Technical Validation

The discriminatory power of the standard barcodes among species were evaluated with multiple individuals using three common methods (Table 2). The results of the distance-based “BM/BCM” method demonstrated that BM and BCM had almost the same correct, ambiguous, and incorrect identification rate for all barcodes, with BM having slightly higher rates than BCM. ITS had the highest correct identifications (72.66% for BCM) while the resolution for rbcL and matK was lower with higher ambiguous identification (Table 2). The combination RMI had the highest species resolution for the barcoding gap and tree-based method (59.07% and 66.61%, respectively) (Table 2). While rbcL and matK had the lowest resolution for the data set with abundant species, ITS performed best for the four single barcodes using the three methods (71.68%/72.66%, 58.05%, and 61.33% for BM/BCM, the barcoding gap, and tree-based method, respectively) (Table 2), which is consistent with previous DNA barcode studies (e.g., Hu et al.38; Liu et al.43; Gill et al.33; Huang et al.2). Moreover, we observed significant improvements in node supports for the plastid genome tree compared to the standard barcode tree, particularly for species-rich families (Fig. 2, Table 3). In the standard barcode tree, 20.44% of the nodes showed low bootstrap support values (0 < BS < 50), and only 57.27% of the nodes had high bootstrap support values (BS > 85). In contrast, in the plastid genome tree, 5.49% of the nodes had low bootstrap support values, and 85.86% of the nodes had high bootstrap support values (Fig. 2, Table 3). Both the standard barcode tree and the plastid genome tree can be found on Figshare40.

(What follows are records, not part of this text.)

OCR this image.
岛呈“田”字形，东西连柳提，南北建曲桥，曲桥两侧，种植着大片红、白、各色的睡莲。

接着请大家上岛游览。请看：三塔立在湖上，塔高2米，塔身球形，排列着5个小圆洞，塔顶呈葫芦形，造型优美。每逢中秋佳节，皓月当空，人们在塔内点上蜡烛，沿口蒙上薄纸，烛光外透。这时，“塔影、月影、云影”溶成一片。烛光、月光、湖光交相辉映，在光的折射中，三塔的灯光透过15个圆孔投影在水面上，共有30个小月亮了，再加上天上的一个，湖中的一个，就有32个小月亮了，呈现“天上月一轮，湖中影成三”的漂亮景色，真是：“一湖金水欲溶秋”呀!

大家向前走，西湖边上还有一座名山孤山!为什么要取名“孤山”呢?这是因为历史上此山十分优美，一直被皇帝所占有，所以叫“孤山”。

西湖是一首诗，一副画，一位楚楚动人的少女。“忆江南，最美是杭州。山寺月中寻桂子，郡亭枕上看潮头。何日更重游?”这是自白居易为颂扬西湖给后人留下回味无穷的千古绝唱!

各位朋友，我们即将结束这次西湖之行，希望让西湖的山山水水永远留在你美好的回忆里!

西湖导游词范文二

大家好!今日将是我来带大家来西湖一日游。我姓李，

Table 2 Species identification rates for standard barcodes based on three methods.
Fig. 2
figure 2

The phylogenies constructed for 1,139 woody species of 1,239 samples using super barcodes and extracted standard barcodes in the tropical and subtropical China. (a) the standard barcode tree constructed with three standard barcodes (rbcL, matK and ITS) and (b) plastid genome tree constructed with 78 protein-coding genes from plastid genomes. Dots of different colors in the nodes represent the different levels of bootstrap supports. Different colored strips represent seven major taxonomic groups (Gymnosperms, basal angiosperms, Magnoliids, Monocots, basal eudicots, Superrosids, and Superasterids).

Table 3 Comparisons of bootstrap values for total and the most ten families sampled between the standard barcode tree and the plastid genome tree.